В день, когда меня выписали из больницы, небо было затянуто тучами, а на улице стоял густой туман. Я прошла через раздвижные стеклянные двери, подошла к парковке и посмотрела на облака, которые висели очень низко.
Несомненно, со мной случилось настоящее чудо.
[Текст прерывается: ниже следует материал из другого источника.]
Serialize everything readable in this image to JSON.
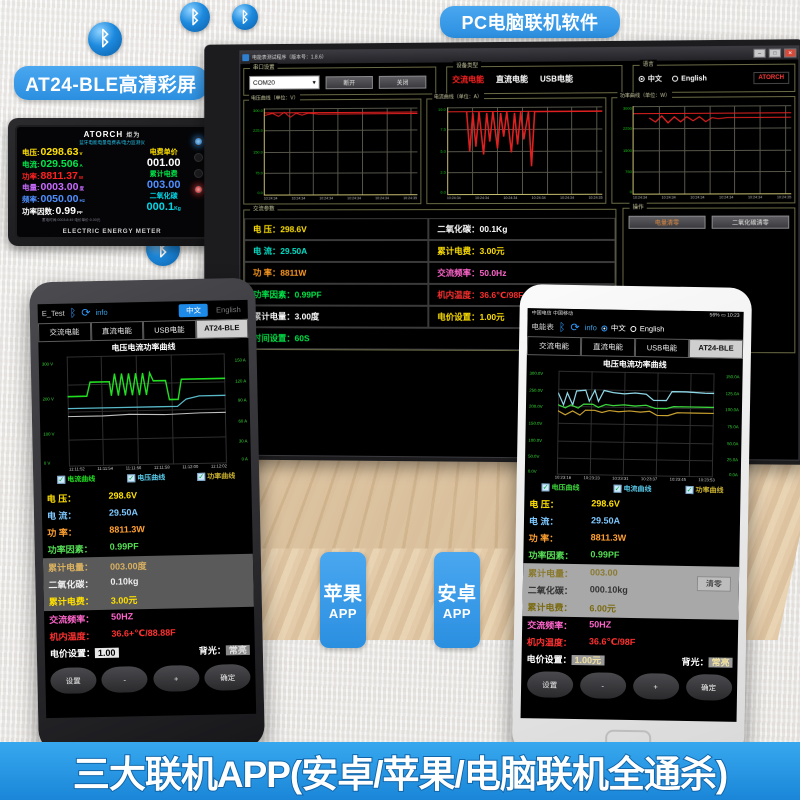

Иначе как можно объяснить мою смерть и то, что я видела Меган и разговаривала с ней на дне озера?
Майкл никогда бы не поверил. Наверное, посчитал бы, что я сошла с ума, – поэтому у меня не было никакого желания рассказывать ему обо всем. К тому же мне и без того было чем заняться по дому.
Где-то рядом выла сирена «Скорой», и от этого звука у меня звенело в ушах.
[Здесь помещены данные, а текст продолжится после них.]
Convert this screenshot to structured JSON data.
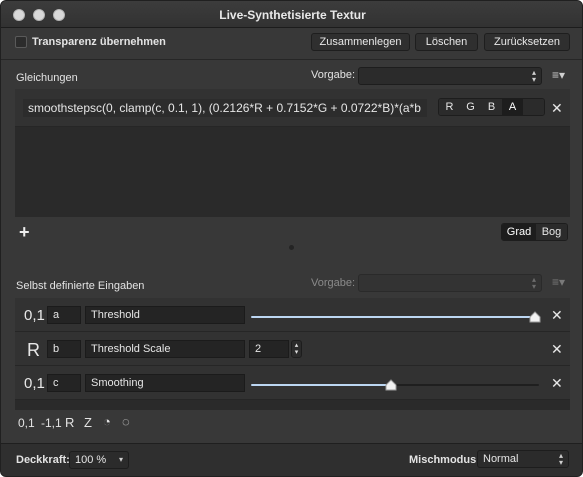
{
  "window": {
    "title": "Live-Synthetisierte Textur"
  },
  "toolbar": {
    "transparency_label": "Transparenz übernehmen",
    "merge_label": "Zusammenlegen",
    "delete_label": "Löschen",
    "reset_label": "Zurücksetzen"
  },
  "equations": {
    "section_label": "Gleichungen",
    "preset_label": "Vorgabe:",
    "preset_value": "",
    "formula": "smoothstepsc(0, clamp(c, 0.1, 1), (0.2126*R + 0.7152*G + 0.0722*B)*(a*b",
    "channels": [
      "R",
      "G",
      "B",
      "A"
    ],
    "selected_channel": "A",
    "add_label": "+",
    "angle_units": [
      "Grad",
      "Bog"
    ],
    "selected_angle_unit": "Grad"
  },
  "inputs": {
    "section_label": "Selbst definierte Eingaben",
    "preset_label": "Vorgabe:",
    "preset_value": "",
    "rows": [
      {
        "type_symbol": "0,1",
        "var": "a",
        "name": "Threshold",
        "slider_value": 1.0
      },
      {
        "type_symbol": "R",
        "var": "b",
        "name": "Threshold Scale",
        "number_value": "2"
      },
      {
        "type_symbol": "0,1",
        "var": "c",
        "name": "Smoothing",
        "slider_value": 0.5
      }
    ],
    "add_types": [
      "0,1",
      "-1,1",
      "R",
      "Z",
      "◔",
      "◌"
    ]
  },
  "footer": {
    "opacity_label": "Deckkraft:",
    "opacity_value": "100 %",
    "blend_label": "Mischmodus:",
    "blend_value": "Normal"
  },
  "colors": {
    "accent_slider": "#bcd6f2",
    "background": "#383838"
  }
}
Я подумала, что, наверное, надо позвонить Джен, чтобы та отвезла меня в Кэмден. Конечно, одна я бы долго не протянула.
Или, может быть, надо позвонить папе…
Нет, только не это. По крайней мере не в этот раз. Сначала нужно многое сделать. Получить ответы на некоторые вопросы. Меган это озвучила предельно ясно.
Ко мне подъехал синий седан, и только тогда я поняла, что стою посреди парковки. Я осторожно отошла в сторону, но водитель за рулем – седой мужчина в толстых очках – меня даже не заметил, потому что искал пустое место. Он осторожно вырулил на пустой квадрат.
Я смотрела, как мужчина вышел из машины, закрыл за собой дверь и поспешил в больницу. Он исчез за стеклянными дверями, и я снова оказалась одна.
И тут внезапно я начала паниковать. Мое сердце забилось часто-часто. Дыхание перехватило.
Посмотрев еще раз на стеклянные двери, я уже почти решилась вернуться и сказать, что пока не готова выписываться. В конце концов, я только что прошла через ад, и мне требовалось серьезное медикаментозное лечение, чтобы справиться со стрессом. Но я подавила в себе желание бежать в больницу. Я не знала, что мне предстоит или как это пережить, но понимала одно: мне жизненно необходимо вернуться туда, где я когда-то была счастлива, где я была той жизнерадостной и полной надежд женщиной, которая твердо стояла на ногах. Какой я была до того, как мир полетел к чертям.
Мне нужно было вернуться в мой дом детства в Кэмдене, снова встретиться с матерью, которая бросила нас с отцом двадцать три года назад. Мне нужно было задать ей вопрос, который всегда мучил меня, но всю свою жизнь его избегала.
Я цеплялась за надежду, что ее ответ станет спасением.
По крайней мере Меган обещала, что так оно и будет.
Кэмден, Мэн
Настало утро, окрашенное в угрожающе серые тона, и в воздухе висел тяжелый запах весеннего дождя.
Потупив глаза, я шла по центру небольшого приморского поселка, где провела первые годы детства. Я жила в Кэмдене до четырнадцати лет, но после того, как из города уехала моя мать, папа увез нас с Джен. Неудивительно, что теперь мама вернулась в наш пустой дом. В конце концов, она на это имела право – этот дом мама унаследовала от своих родителей вскоре после рождения Джен.
Глядя на трещины, пролетающие под ногами, я вдруг поймала себя на мысли, что избегаю зрелищ и звуков вокруг. Думаю, я просто не хотела столкнуться с кем-то, кто может меня помнить. Сейчас я была не в настроении рассказывать о своей судьбе в течение последних двух десятилетий, объяснять, почему меня так долго не было, и еще меньше мне хотелось разъяснять, что я делаю здесь в данный момент. Я лишь намеревалась взглянуть в глаза той женщине, которая давным-давно разбила мне сердце.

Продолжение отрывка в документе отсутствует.